I guess 13 pages is hard to fill.

As with the Iron Man story we just read, it takes until the story is almost over for it to really begin. One of the great strengths of the Spider-Man stories is their ability to integrate the superhero battle with the other subplots very smoothly. Here, this issue seems all over the place. Thor spends a few pages battling gangsters, then a few pages making a movie, then finally the main story begins. There’s just no flow to it.

Rating: ★★½, 45/100

Characters:

  • Dr. Don Blake/Thor
  • Loki
  • Heimdall
  • Neri
  • Jane Foster (Nelson)
  • Odin
  • Fricka

Minor characters:

  • B.J. (film director)

Story notes:

  • “Beyond our segment of time and space, there exists Asgard, home of the Norse Gods, which can only be reached from earth by the rainbow bridge called Bifrost!”
  • Fricka is Queen of Asgard
  • Heimdall recalls when Loki transformed into a snake to sneak past him
  • Loki is fastened to a rock with 10 chains, where he must remain until the end of time
  • Thor is Odin’s favorite son, according to Heimdall
  • Loki is god of evil
  • Not the first time gangsters have taken Dr. Blake hostage to mend a boss’s wounds
  • Thor helping film a movie at a Norwegian sea port
  • Movie involves Loki conjuring a sea serpent to threaten a good tribe of vikings
  • Loki’s chains made of uru, same metal as Thor’s hammer
  • Loki plants an idea in Thor’s mind to travel to Asgard
  • “When Odin appears on earth, time stands still.”
  • Supreme Council of the Gods gathers to address problem of Thor’s lost hammer
  • In Loki’s forest, trees obey him

#67 story in reading order
Next: Sgt. Fury #1
Previous: Tales of Suspense #41

Author: Chris Coke

Interests include comic books, science fiction, whisky, and mathematics.

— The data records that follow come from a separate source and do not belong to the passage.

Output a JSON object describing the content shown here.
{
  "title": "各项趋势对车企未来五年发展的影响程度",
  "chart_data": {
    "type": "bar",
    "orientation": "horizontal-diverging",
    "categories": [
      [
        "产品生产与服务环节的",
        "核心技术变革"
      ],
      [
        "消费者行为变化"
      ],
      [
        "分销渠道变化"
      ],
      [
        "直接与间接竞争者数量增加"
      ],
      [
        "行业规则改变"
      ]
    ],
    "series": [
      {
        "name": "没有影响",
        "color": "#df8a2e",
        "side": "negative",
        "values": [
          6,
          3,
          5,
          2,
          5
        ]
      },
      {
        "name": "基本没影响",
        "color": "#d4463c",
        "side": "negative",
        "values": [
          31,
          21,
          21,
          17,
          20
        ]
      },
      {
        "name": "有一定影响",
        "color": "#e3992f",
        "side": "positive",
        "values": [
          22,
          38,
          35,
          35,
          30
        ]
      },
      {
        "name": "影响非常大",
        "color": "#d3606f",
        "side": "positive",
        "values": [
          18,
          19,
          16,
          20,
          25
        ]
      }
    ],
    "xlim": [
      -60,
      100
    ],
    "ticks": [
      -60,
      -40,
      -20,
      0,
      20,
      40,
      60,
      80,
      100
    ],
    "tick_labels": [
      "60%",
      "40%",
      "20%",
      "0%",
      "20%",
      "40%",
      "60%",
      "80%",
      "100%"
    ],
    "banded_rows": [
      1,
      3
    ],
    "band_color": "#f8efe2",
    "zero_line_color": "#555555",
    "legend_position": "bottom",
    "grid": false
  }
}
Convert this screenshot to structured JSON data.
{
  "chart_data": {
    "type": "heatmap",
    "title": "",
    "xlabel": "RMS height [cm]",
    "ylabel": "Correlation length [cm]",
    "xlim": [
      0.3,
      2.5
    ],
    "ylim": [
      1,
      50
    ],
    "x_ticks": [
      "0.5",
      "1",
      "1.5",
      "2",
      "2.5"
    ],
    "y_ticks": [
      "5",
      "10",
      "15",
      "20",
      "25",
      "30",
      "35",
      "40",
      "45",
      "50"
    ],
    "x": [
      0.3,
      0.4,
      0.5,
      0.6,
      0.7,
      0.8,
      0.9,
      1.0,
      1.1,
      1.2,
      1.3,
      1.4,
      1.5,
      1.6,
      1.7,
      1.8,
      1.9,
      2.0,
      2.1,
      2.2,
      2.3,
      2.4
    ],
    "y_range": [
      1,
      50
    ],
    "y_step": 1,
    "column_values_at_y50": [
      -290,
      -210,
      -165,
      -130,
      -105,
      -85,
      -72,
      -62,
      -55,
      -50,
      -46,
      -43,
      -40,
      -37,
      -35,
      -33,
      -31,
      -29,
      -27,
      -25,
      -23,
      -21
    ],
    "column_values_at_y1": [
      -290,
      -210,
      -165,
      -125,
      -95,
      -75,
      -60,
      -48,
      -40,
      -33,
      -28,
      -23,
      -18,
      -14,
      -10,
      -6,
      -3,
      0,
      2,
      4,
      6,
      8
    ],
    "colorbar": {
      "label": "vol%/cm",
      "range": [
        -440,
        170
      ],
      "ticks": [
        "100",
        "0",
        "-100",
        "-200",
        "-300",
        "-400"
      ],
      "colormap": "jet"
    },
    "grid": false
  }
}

2 thoughts on “Journey Into Mystery #92”

  1. That’s the one thing I don’t get about the 60’s Marvel comics… the villains are always making things needlessly inconvenient for themselves to help the heroes. Is there a particular reason characters were written this way? Or did the bullpen writers just not care to have the plots follow very sound logic and just wanted them to be as “epic and sensational” as possible?

  2. This was one of Joe Sinnott’s rare jobs doing full artwork in the 1960s. He had done quite a lot of penciling & inking in the 1950s, in the pre-superhero days of Atlas Comics. However, beginning in the early 1960s his work for Marvel was almost exclusively inking / finishing. So it’s interesting to see how Sinnott approaches penciling the superhero genre here. Okay, so he’s not Kirby… but who is? In a few interviews years later Sinnott states he had some pretty tight deadlines on the early Thor stories he drew, and that he wishes he could have taken more time, especially since the character became so popular. I’m sure way back in the day it seemed to him it was just another assignment.